In a recent study of 11-year-olds with dyslexia (3), children were shown multi-media material in which a picture was either presented with written text, with an audio file, or with both text and an audio file. Performance in terms of learning gains and time spent studying for 26 dyslexic learners was compared against 38 same-age peers.
Results showed no difference in knowledge gains in the three conditions. However, the text only condition resulted in longer study times for dyslexic participants. This research underscores the importance of presenting children with multi-sensory learning opportunities in which information is relayed through a listening exercise, or a listening accompanied by text.
Technology for dyslexic learners
Every individual with dyslexia is unique, which is why there is no one size fits all solution to strategy instruction and accommodations. However, typing is an accommodation that has helped many learners with dyslexia keep up in the classroom, especially at secondary level. This is because touch-typing helps them store a word’s spelling as a series of muscle movements which makes writing more fluent.
Moreover, when typing on a computer a child is able to revise and correct misspelled words without any embarrassing erasure marks. They additionally gain access to spellcheckers and text-to-speech technology.
Having the ability to type can make a big difference when it comes to note-taking as well. That’s because asking a child with dyslexia to simultaneously learn new content and negotiate written language often leads to frustration.
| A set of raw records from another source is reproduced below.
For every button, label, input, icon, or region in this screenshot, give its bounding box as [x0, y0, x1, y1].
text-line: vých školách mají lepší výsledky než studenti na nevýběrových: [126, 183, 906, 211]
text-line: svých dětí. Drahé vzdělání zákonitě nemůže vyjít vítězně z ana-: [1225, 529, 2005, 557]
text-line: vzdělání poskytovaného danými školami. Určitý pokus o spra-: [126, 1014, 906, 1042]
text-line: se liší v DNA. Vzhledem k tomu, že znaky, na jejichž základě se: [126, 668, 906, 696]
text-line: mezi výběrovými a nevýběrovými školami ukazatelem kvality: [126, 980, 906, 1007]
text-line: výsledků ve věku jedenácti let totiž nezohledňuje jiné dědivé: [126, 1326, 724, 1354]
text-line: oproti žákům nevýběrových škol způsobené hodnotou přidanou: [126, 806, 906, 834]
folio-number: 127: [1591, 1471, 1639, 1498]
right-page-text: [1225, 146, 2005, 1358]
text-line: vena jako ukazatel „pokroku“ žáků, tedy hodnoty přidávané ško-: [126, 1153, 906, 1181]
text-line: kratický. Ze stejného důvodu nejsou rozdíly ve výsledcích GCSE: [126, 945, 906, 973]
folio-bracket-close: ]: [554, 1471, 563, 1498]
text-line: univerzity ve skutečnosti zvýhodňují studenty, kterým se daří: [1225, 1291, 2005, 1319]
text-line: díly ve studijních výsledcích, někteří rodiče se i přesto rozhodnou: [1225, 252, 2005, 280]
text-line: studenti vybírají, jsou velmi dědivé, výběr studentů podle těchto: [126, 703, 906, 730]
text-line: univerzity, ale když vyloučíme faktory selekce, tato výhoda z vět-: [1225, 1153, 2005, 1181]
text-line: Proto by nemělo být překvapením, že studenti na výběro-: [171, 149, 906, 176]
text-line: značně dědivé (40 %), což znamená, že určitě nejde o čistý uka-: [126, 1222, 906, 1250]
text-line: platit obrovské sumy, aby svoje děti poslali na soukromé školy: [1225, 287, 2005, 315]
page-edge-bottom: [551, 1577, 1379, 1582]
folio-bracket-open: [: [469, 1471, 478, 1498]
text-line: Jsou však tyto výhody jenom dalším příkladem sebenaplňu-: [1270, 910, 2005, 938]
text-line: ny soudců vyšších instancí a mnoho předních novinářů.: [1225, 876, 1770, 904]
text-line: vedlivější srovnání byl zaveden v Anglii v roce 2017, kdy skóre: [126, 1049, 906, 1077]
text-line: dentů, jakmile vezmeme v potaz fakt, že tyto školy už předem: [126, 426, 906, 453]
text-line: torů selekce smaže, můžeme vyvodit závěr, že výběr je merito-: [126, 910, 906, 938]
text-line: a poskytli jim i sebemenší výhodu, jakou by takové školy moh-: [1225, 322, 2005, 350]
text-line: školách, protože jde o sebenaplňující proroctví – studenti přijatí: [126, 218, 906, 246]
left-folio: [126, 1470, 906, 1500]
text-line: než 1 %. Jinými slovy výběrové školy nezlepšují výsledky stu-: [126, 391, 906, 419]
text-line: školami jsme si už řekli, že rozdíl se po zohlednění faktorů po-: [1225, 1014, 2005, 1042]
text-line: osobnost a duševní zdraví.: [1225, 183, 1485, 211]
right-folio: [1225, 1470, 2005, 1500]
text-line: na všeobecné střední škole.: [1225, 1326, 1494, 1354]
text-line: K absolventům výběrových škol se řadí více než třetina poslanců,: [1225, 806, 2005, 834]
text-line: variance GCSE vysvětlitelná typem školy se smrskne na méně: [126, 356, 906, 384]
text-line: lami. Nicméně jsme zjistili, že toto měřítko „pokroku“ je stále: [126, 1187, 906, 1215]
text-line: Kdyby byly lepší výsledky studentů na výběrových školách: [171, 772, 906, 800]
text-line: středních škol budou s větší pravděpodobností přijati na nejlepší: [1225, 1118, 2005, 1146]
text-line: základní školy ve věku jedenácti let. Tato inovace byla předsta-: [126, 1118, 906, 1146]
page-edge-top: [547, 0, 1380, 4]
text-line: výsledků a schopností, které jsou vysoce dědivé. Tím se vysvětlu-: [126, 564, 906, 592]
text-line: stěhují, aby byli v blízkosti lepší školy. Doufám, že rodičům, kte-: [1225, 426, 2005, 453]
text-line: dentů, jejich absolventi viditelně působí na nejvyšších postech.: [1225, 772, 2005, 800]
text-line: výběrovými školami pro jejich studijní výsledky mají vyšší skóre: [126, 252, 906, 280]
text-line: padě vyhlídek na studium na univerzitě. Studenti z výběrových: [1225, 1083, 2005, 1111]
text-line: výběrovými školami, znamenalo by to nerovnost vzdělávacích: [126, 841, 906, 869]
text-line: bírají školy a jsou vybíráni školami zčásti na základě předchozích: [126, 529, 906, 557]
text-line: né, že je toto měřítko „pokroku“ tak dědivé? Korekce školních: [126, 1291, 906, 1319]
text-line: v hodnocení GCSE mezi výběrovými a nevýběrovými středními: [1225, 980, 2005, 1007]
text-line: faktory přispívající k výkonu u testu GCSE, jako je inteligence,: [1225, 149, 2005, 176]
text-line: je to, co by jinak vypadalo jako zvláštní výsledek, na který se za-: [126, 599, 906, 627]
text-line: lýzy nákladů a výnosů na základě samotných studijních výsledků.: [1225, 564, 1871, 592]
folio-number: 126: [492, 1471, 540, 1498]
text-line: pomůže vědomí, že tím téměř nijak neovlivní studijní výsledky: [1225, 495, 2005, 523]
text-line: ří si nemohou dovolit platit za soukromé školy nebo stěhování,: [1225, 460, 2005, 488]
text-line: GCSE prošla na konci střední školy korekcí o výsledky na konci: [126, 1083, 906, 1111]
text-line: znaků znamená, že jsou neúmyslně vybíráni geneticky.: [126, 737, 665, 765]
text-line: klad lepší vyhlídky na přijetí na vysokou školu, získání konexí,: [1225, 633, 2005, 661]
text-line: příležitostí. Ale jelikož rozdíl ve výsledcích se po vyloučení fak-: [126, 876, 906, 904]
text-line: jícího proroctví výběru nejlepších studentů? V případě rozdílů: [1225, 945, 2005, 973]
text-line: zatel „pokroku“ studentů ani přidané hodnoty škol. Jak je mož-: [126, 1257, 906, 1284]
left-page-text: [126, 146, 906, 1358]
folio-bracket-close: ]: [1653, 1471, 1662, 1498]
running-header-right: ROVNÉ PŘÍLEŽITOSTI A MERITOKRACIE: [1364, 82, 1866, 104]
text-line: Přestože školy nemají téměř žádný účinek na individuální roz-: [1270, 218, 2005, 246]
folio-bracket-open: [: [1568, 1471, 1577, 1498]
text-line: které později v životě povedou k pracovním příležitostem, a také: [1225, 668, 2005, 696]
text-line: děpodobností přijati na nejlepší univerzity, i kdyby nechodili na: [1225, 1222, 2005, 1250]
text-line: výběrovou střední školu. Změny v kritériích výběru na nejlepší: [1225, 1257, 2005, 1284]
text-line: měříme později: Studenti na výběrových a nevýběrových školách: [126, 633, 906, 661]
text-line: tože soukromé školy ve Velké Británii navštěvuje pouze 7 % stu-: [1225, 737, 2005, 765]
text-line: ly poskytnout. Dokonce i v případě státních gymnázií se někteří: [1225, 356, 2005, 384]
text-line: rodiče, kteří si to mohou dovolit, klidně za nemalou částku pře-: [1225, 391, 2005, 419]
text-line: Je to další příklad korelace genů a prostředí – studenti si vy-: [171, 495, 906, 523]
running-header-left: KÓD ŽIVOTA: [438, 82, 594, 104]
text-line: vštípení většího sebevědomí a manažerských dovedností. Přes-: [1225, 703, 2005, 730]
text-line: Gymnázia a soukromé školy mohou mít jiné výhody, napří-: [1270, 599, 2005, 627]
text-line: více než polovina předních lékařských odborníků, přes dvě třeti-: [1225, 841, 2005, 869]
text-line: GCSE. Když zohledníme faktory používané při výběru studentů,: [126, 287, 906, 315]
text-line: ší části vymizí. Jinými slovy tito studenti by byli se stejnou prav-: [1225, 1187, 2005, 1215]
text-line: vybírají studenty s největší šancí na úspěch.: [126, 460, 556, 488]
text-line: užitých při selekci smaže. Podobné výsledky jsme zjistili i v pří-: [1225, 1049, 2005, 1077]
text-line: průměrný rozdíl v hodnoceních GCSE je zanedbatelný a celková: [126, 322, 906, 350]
But with touch-typing he or she can bring a computer to class and take notes automatically.
Learning touch-typing at home and in the classroom
TTRS is a program designed to help dyslexic students learn to touch-type and improve their reading and spelling skills, as well as self-esteem. It does this by taking a multi-sensory approach in which words are presented with audio, text and visual hand position cues. Research has shown this is an optimal way for dyslexic students to learn.
Hearing words read aloud, seeing words on screen, and typing the key combinations reinforces spelling and boosts memory for learning. The words typed in TTRS are also carefully organized to teach phonics. As a child learns to type he or she gradually builds up implicit knowledge of English spelling conventions.
Learn more about the benefits of touch-typing for learners with dyslexia and access a two week free trial to see if TTRS can help your child.
Share your story with us
Do you have a child who has dyslexia? What were the first signs you noticed that indicated a language-based learning difficulty might be present? What advice would you give other parents who are embarking on the road to diagnosis and classroom accommodations? Which tips do you have on approaches to strategy instruction? Please share your story with us in the comments below!
1) Knoop-van Campen, C. A. N., Segers, E. & Verhoeven, L. (2018). How phonological awareness mediates the relation between working memory and word reading efficiency in children with dyslexia. Dyslexia, 24(2), 156-169.
2) Van Viersen, S., de Bree, E. H., Zee, M., Maassen, B., van der Leij, A., de Jong, P. F. (2018). Pathways into literacy: the role of early oral language abilities and family risk for dyslexia. Psychological Science, 29(3), 418-428.
3) Knoop-van Campen, C. A. N., Segers, E. & Verhoeven, L. (2018). The modality and redundancy effects in multimedia learning in children with dyslexia. Dyslexia, 24(2), 140-155.